Konflik ini semakin mempertegas ketegangan hubungan Subandi dan Mimik yang sudah tercium sejak Maret 2025.
Subandi dan Mimik dilantik sebagai Bupati dan Wakil Bupati Sidoarjo periode 2025–2030 oleh Presiden Prabowo Subianto pada 20 Februari 2025.
Awalnya, keduanya tampak solid dengan visi membangun sektor UMKM, infrastruktur, layanan publik, lingkungan, dan kesejahteraan sosial.
Namun, hubungan mulai retak setelah video pernyataan Subandi yang menyinggung DPRD Sidoarjo viral pada 19 Maret 2025.
Dalam video tersebut, Subandi menyebut DPRD “menghambur-hamburkan uang”, yang memicu reaksi keras dari enam fraksi DPRD.
Pada 17 Juni 2025, Subandi akhirnya meminta maaf dalam sidang paripurna, namun sejumlah anggota DPRD justru walk out karena tidak puas dengan klarifikasi tersebut.
Mimik yang juga Ketua DPC Partai Gerindra Sidoarjo kemudian mendukung sikap politik partainya yang menolak permintaan maaf Subandi.
Ia juga secara terbuka mengaku jarang dilibatkan dalam pengambilan keputusan, termasuk dalam pembuatan Peraturan Bupati terkait insentif pajak dan pegawai P3K.
“Jangankan diminta pertimbangan, diajak bicara saja tidak. Padahal Bupati dan Wakil Bupati itu kesatuan dalam pemerintahan,” ujar Mimik, 19 Juni 2025.
Ketegangan sempat mereda pada akhir Juni 2025 setelah Mimik membantah rumor keretakan hubungan mereka.

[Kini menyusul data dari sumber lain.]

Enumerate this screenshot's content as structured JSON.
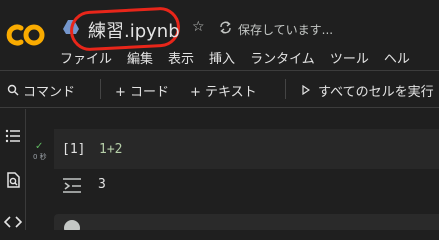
{
  "header": {
    "title": "練習.ipynb",
    "save_status": "保存しています...",
    "star_glyph": "☆"
  },
  "menu": [
    "ファイル",
    "編集",
    "表示",
    "挿入",
    "ランタイム",
    "ツール",
    "ヘル"
  ],
  "toolbar": {
    "command_label": "コマンド",
    "add_code_label": "+ コード",
    "add_text_label": "+ テキスト",
    "run_all_label": "すべてのセルを実行"
  },
  "cell": {
    "exec_count": "[1]",
    "code": "1+2",
    "run_time": "0 秒",
    "run_status_glyph": "✓",
    "output": "3"
  },
  "colors": {
    "background": "#1f1f1f",
    "cell_background": "#282828",
    "annotation_red": "#e8261a",
    "logo_orange": "#f9ab00",
    "success_green": "#5fb760"
  }
}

Namun, pelantikan 61 ASN pada 17 September 2025 kembali memicu konflik baru yang lebih besar.
Mimik yang tidak hadir dalam pelantikan itu mengkritik keras proses rotasi tersebut dan menyebut dirinya hanya dijadikan alat legitimasi.

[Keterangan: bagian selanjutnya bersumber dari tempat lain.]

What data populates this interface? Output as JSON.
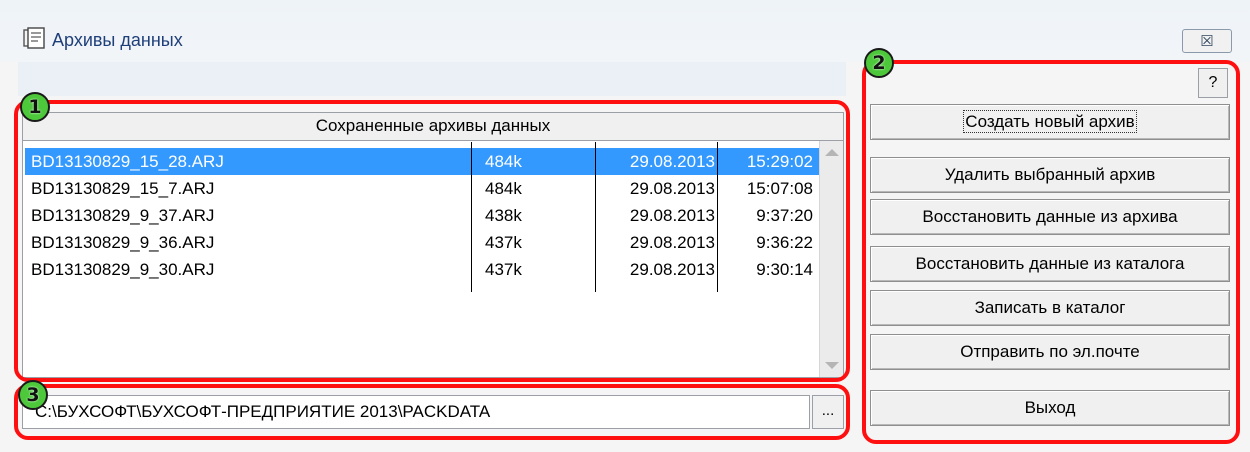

“Saya hanya dijadikan formalitas. Kali ini saya sungguh kecewa dan tidak mau lagi ada toleransi,” tegas Mimik.
Ia juga menyoroti dugaan penyalahgunaan wewenang staf pribadi Bupati yang ikut campur dalam urusan teknologi informasi di Badan Kepegawaian Daerah (BKD).
Dengan dua kali konflik besar dalam tujuh bulan sejak dilantik, duet Subandi–Mimik kini berada di ujung tanduk.
Jika laporan Mimik ke Kemendagri diterima, konflik ini berpotensi berlanjut ke ranah hukum dan mengganggu roda pemerintahan Kabupaten Sidoarjo.